The agreements come at a time when Nigeria is actively courting foreign capital to support industrialisation, transport upgrades, and security modernisation, while Turkey has expanded its commercial and security footprint across Africa through contracting, aviation, and defence exports.

For Nigeria, the political timing is sensitive: Tinubu’s administration has pushed economic reforms and investment outreach since 2023, while facing public pressure over cost-of-living strains, insecurity, and infrastructure deficits. For Turkey, Nigeria is a high-value partner due to its population scale, regional influence, and demand for construction and industrial capacity.

Defence cooperation is likely to attract immediate attention. Reuters reported that the two sides agreed to deepen cooperation in military training and intelligence, and that Nigerian officials were expected to engage Turkish defence firms during the visit.
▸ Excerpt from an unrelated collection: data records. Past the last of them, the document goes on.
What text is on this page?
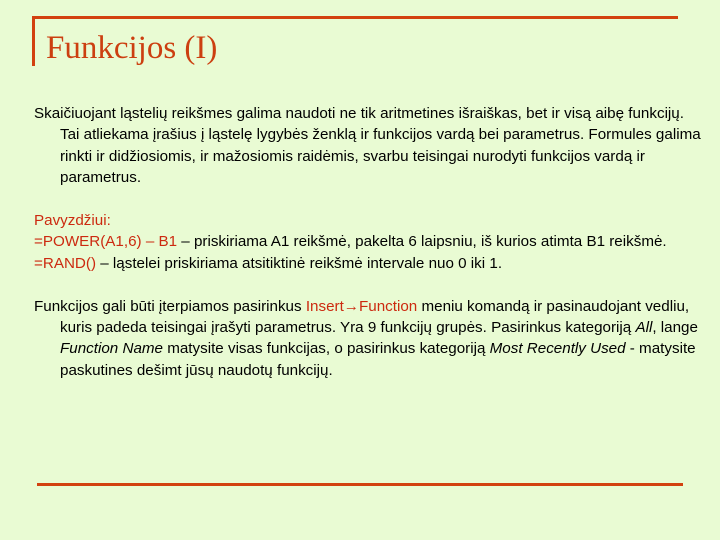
Funkcijos (I)

Skaičiuojant ląstelių reikšmes galima naudoti ne tik aritmetines išraiškas, bet ir visą aibę funkcijų. Tai atliekama įrašius į ląstelę lygybės ženklą ir funkcijos vardą bei parametrus. Formules galima rinkti ir didžiosiomis, ir mažosiomis raidėmis, svarbu teisingai nurodyti funkcijos vardą ir parametrus.

Pavyzdžiui:
=POWER(A1,6) – B1 – priskiriama A1 reikšmė, pakelta 6 laipsniu, iš kurios atimta B1 reikšmė.
=RAND() – ląstelei priskiriama atsitiktinė reikšmė intervale nuo 0 iki 1.

Funkcijos gali būti įterpiamos pasirinkus Insert→Function meniu komandą ir pasinaudojant vedliu, kuris padeda teisingai įrašyti parametrus. Yra 9 funkcijų grupės. Pasirinkus kategoriją All, lange Function Name matysite visas funkcijas, o pasirinkus kategoriją Most Recently Used - matysite paskutines dešimt jūsų naudotų funkcijų.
Trade specialists said a $5 billion target is achievable only if financing, logistics, and project execution align. That typically requires bankable pipelines, clear procurement rules, and predictable foreign exchange access for importing capital equipment—constraints that have challenged large-scale delivery in several African markets.

Next steps

Turkey Nigeria trade target work is expected to move into sector plans covering defence procurement channels, infrastructure project identification, and trade facilitation steps that can convert MoUs into signed contracts and shipments.

Why it matters

A deeper Turkey–Nigeria relationship could reshape procurement and infrastructure competition in West Africa, while expanding defence and industrial partnerships beyond traditional European, Gulf, and Chinese channels.